Alle modelle il posto è piaciuto (VALERIE MACON/AFP/Getty Images)
Le modelle hanno sfilato tra canyon, tende e mongolfiere, mentre tra il pubblico c’era il solito affollamento di celebrities: Rihanna, Charlize Theron, Miranda Kerr, Brie Larson, Freida Pinto, Big Sean, Kelly Rowland, Kate Bosworth e Solange Knowles, che ha cantato alla fine della sfilata.
Chiuri ha spiegato che la scelta di sfilare a Los Angeles era stata presa prima del suo arrivo a Dior, ed è stata un punto di partenza da cui ha costruito la collezione. Anziché pensare a Hollywood, agli Oscar e a quel mondo patinato, Chiuri ha guardato alla natura e al deserto che circonda la città. Dagli archivi di Dior ha ripreso una collezione del 1951 dedicata agli affreschi preistorici sulle grotte di Lascaux, e ha aggiunto al tutto una sensibilità femminista che aveva mostrato nelle sue sfilate precedenti per Dior, a partire dalla prima. In questo caso si è ispirata soprattutto a Georgia O’Keeffe (1887-1986), famosa pittrice di paesaggi del New Mexico, grattacieli newyorkesi e fiori in primo piano (e moglie di uno dei primi famosi fotografi, Alfred Stieglitz).
(Rich Fury/Getty Images)
Ne è venuta fuori una collezione di 60 capi in toni terrosi, ocra, terracotta, accompagnati da cappelli a larghe tese (un omaggio a O’Keeffe), da stivaletti di pelle, sandali o sneaker fino alla caviglia, giacche strette in vita e gonne in stile New Look – quello inventato da Christian Dior, con cui viene identificato – con schizzi che richiamavano i dipinti di Lascaux, poncho pieni di frange, pellicce color senape, camicioni legati con cinturoni di pelle, tartan e piume, stampe etniche e jeans con intricatissimi ricami.
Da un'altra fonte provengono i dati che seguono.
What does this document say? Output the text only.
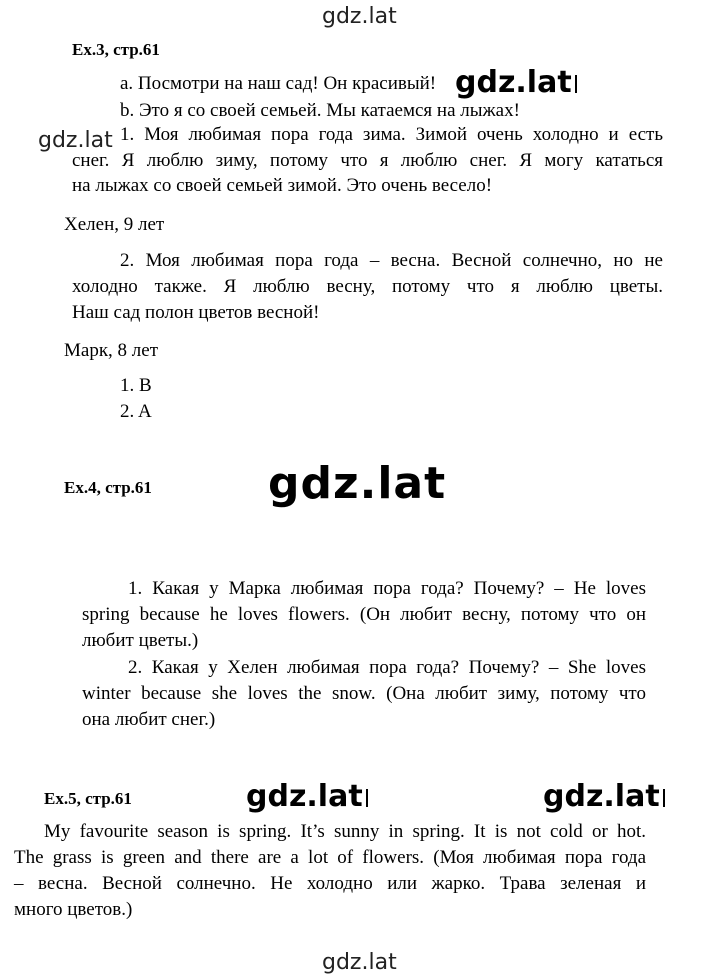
gdz.lat
gdz.lat
gdz.lat
gdz.lat
gdz.lat	gdz.lat
gdz.lat
Ex.3, стр.61
a. Посмотри на наш сад! Он красивый!
b. Это я со своей семьей. Мы катаемся на лыжах!
1. Моя любимая пора года зима. Зимой очень холодно и есть
снег. Я люблю зиму, потому что я люблю снег. Я могу кататься
на лыжах со своей семьей зимой. Это очень весело!
Хелен, 9 лет
2. Моя любимая пора года – весна. Весной солнечно, но не
холодно также. Я люблю весну, потому что я люблю цветы.
Наш сад полон цветов весной!
Марк, 8 лет
1. B
2. A
Ex.4, стр.61
1. Какая у Марка любимая пора года? Почему? – He loves
spring because he loves flowers. (Он любит весну, потому что он
любит цветы.)
2. Какая у Хелен любимая пора года? Почему? – She loves
winter because she loves the snow. (Она любит зиму, потому что
она любит снег.)
Ex.5, стр.61
My favourite season is spring. It’s sunny in spring. It is not cold or hot.
The grass is green and there are a lot of flowers. (Моя любимая пора года
– весна. Весной солнечно. Не холодно или жарко. Трава зеленая и
много цветов.)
(CHRIS DELMAS/AFP/Getty Images)
Il taglio dei vestiti è «sciolto e facile da portare», ha scritto Vanessa Freedman, la critica di moda del New York Times. «Questa libertà del passo è forse l’aspetto più femminista del Dior di Chiuri». Freedman non pare aver apprezzato molto la collezione – «a volte mi sono sentita come se guardassi un episodio di Pocahontas che incontra Westworld» – ma l’ha considerata un passo avanti dall’esordio, dove il pezzo forte era una maglietta con su scritto “We should all be feminists” (“Dovremmo essere tutti femministi”), una citazione della scrittrice nigeriana Chimamanda Ngozi Adichie: «sotto il cielo aperto c’erano più idee», ha scritto.
Chiuri ha cercato soprattutto di offrire un guardaroba vario e molteplice facile da personalizzare perché, ha detto, «le donne dovrebbero essere libere di definire se stesse».